Perhaps this is Branson’s way of poking fun at Trump – “Look mate, I can gather a load of people with hair at least as silly as yours.”  However, as with the extreme sports activities which make up the bulk of the show, hair has very little to do with business acumen or success.  As I said, these are trivial points.

Assholes, on the other hand, are not (for those of you not paying attention, this is the “deep” takeaway).  Organizational behavior expert Robert Sutton has written extensively on the effect that assholes have on coworkers.  We’ve all been there: you’re sitting in a staff meeting, trying to act like an adult, and then someone in the room has a hissy fit.  Or think about the low-level teasing that inevitably accompanies someone wearing what they want to wear to work.  And then there are the folks who, plainly put, treat people below them (such as janitors and exec assistants) like shit.  All the work of assholes, and all bad news; as Sutton points out, “…there is substantial evidence that anger and hostility are contagious, so if I am nasty to someone, they will be nasty to me, and a destructive cycle will commence.”  Sound familiar?
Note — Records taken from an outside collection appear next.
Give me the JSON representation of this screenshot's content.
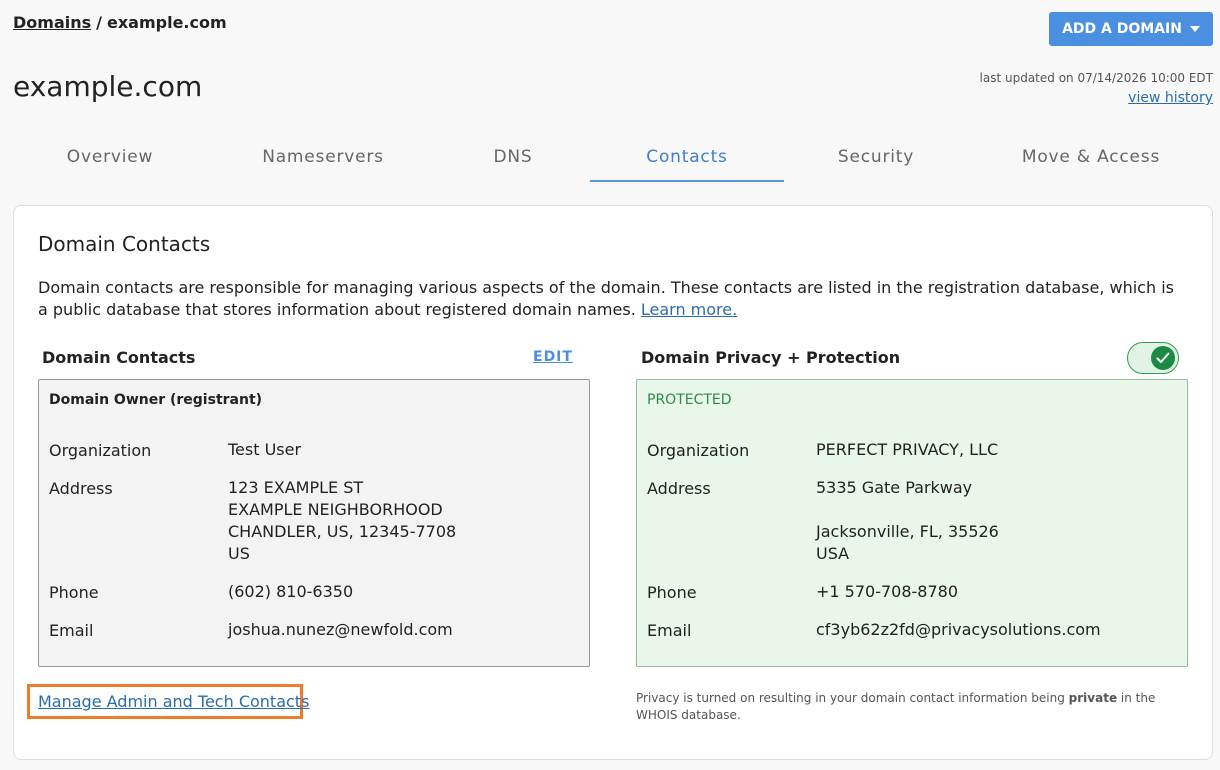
{
  "breadcrumb": {
    "root": "Domains",
    "separator": "/",
    "current": "example.com"
  },
  "header": {
    "add_domain_label": "ADD A DOMAIN",
    "title": "example.com",
    "last_updated": "last updated on 07/14/2026 10:00 EDT",
    "view_history": "view history"
  },
  "tabs": [
    {
      "label": "Overview"
    },
    {
      "label": "Nameservers"
    },
    {
      "label": "DNS"
    },
    {
      "label": "Contacts",
      "active": true
    },
    {
      "label": "Security"
    },
    {
      "label": "Move & Access"
    }
  ],
  "contacts": {
    "section_title": "Domain Contacts",
    "intro": "Domain contacts are responsible for managing various aspects of the domain. These contacts are listed in the registration database, which is a public database that stores information about registered domain names.",
    "learn_more": "Learn more.",
    "left_heading": "Domain Contacts",
    "edit_label": "EDIT",
    "owner": {
      "heading": "Domain Owner (registrant)",
      "labels": {
        "organization": "Organization",
        "address": "Address",
        "phone": "Phone",
        "email": "Email"
      },
      "organization": "Test User",
      "address_lines": [
        "123 EXAMPLE ST",
        "EXAMPLE NEIGHBORHOOD",
        "CHANDLER, US, 12345-7708",
        "US"
      ],
      "phone": "(602) 810-6350",
      "email": "joshua.nunez@newfold.com"
    },
    "manage_link": "Manage Admin and Tech Contacts"
  },
  "privacy": {
    "heading": "Domain Privacy + Protection",
    "toggle_on": true,
    "status": "PROTECTED",
    "labels": {
      "organization": "Organization",
      "address": "Address",
      "phone": "Phone",
      "email": "Email"
    },
    "organization": "PERFECT PRIVACY, LLC",
    "address_lines": [
      "5335 Gate Parkway",
      "",
      "Jacksonville, FL, 35526",
      "USA"
    ],
    "phone": "+1 570-708-8780",
    "email": "cf3yb62z2fd@privacysolutions.com",
    "note_before": "Privacy is turned on resulting in your domain contact information being ",
    "note_bold": "private",
    "note_after": " in the WHOIS database."
  },
  "colors": {
    "accent": "#4a8fe0",
    "link": "#2b6cb0",
    "protected_green": "#2e8b47",
    "highlight_orange": "#f07b2a"
  }
}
What if you could have an asshole-free workplace?  I worked in one such place, and it was the best four years of my professional career.  Sure, we had a few total jerk-offs here and there, but in general our hiring process was all about establishing a shock-proof, bullet-resistant asshole detector, and it worked.  Here’s how:

  1. We generally only accepted interviews from candidates referred via word of mouth.  In Seth Godin speak, we looked for Purple Cows.  Resumes were a bad thing… piles of references were golden!
  2. We phone screened for technical competence before you walked in the door.  It’s one thing to be an asshole, it’s quite another to be an incompetent asshole, or even worse, an incompetent nice person.
  3. Once in the door, you spoke to at least 12 people.  You had lunch with them.  You walked around.  You talked.  You answered questions.
  4. Any hire candidate got interviewed by people in the org who would be above, below, or to the side of them, status-wise.  And by people in totally unrelated disciplines.  That way, if you did get hired, you felt that the entire company wanted you, not just one specific high-status manager, who by the way, might or might not be a total asshole herself.  This method also keeps assholes in a hiring position from replicating.  Assholes tend to stick together, and once stuck are not easily separated.
  5. We took you to lunch.  Decisions you made at the restaurant mattered.  A lot.

I know this isn’t the norm out in industry.  Not many HR professionals are ready to cede so much power over the hiring process to the rest of the organization.  This is too bad.  As Sutton writes:

For starters, I am surprised by how few senior managers act to avoid hiring jerks in the first place, or to stop abusive employees in their tracks once they reveal their true colors. The key is to make explicit to everyone involved in hiring decisions that candidates who have strong skills but who show signs they will belittle and disrespect others, cannot be hired under any circumstances.

Sir Branson took an innovative approach to the asshole problem by donning Scooby-Doo-ish makeup and mask before picking up would-be contestants from the airport in a London taxi cab.  Disguised as an arthritic old cabbie, Branson was able to observe these would-be Trumps interacting with a “little” person, a situation which is to an asshole what buried truffles are to a pig – an invitation to root around and generally make a boor of one’s self.  Not surprisingly, three contestants showed their true colors in short order, and Branson kicked two of them off.  A strong cultural statement, eh?

On Branson’s show, the jerks – wait, by willingly going on a reality TV show they’re all grade-A assholes, right? – okay, the really, really big jerks get kicked off first.  But that doesn’t happen in real life workplaces, at least not quickly enough to matter in most situations.  What to do?  Sutton advises that there “… are times when the answer is indifference, when the wisest course is to go through the motions, learn not to care, and just get through the day until something changes on your job, or something better comes along… I am starting to believe that, as a management professor, part of my job is to teach people when indifference is more useful than passion.”  I tend to agree with him. 

4 thoughts on “A lesson in avoiding assholes, from Sir Richard Branson

  1. Very nice! Love Branson’s touch, but I’ve avoided the show. Not any more.
    On topic, here’ s something for you out of a little book/lexicon we give to clients:
    Mentorture — Being assigned to a more senior associate to learn the ropes, only to find their primary skill is bitching about the company.
    Smassion. (Smassionate) — The perverse joy some people take in crushing the enthusiasm of others.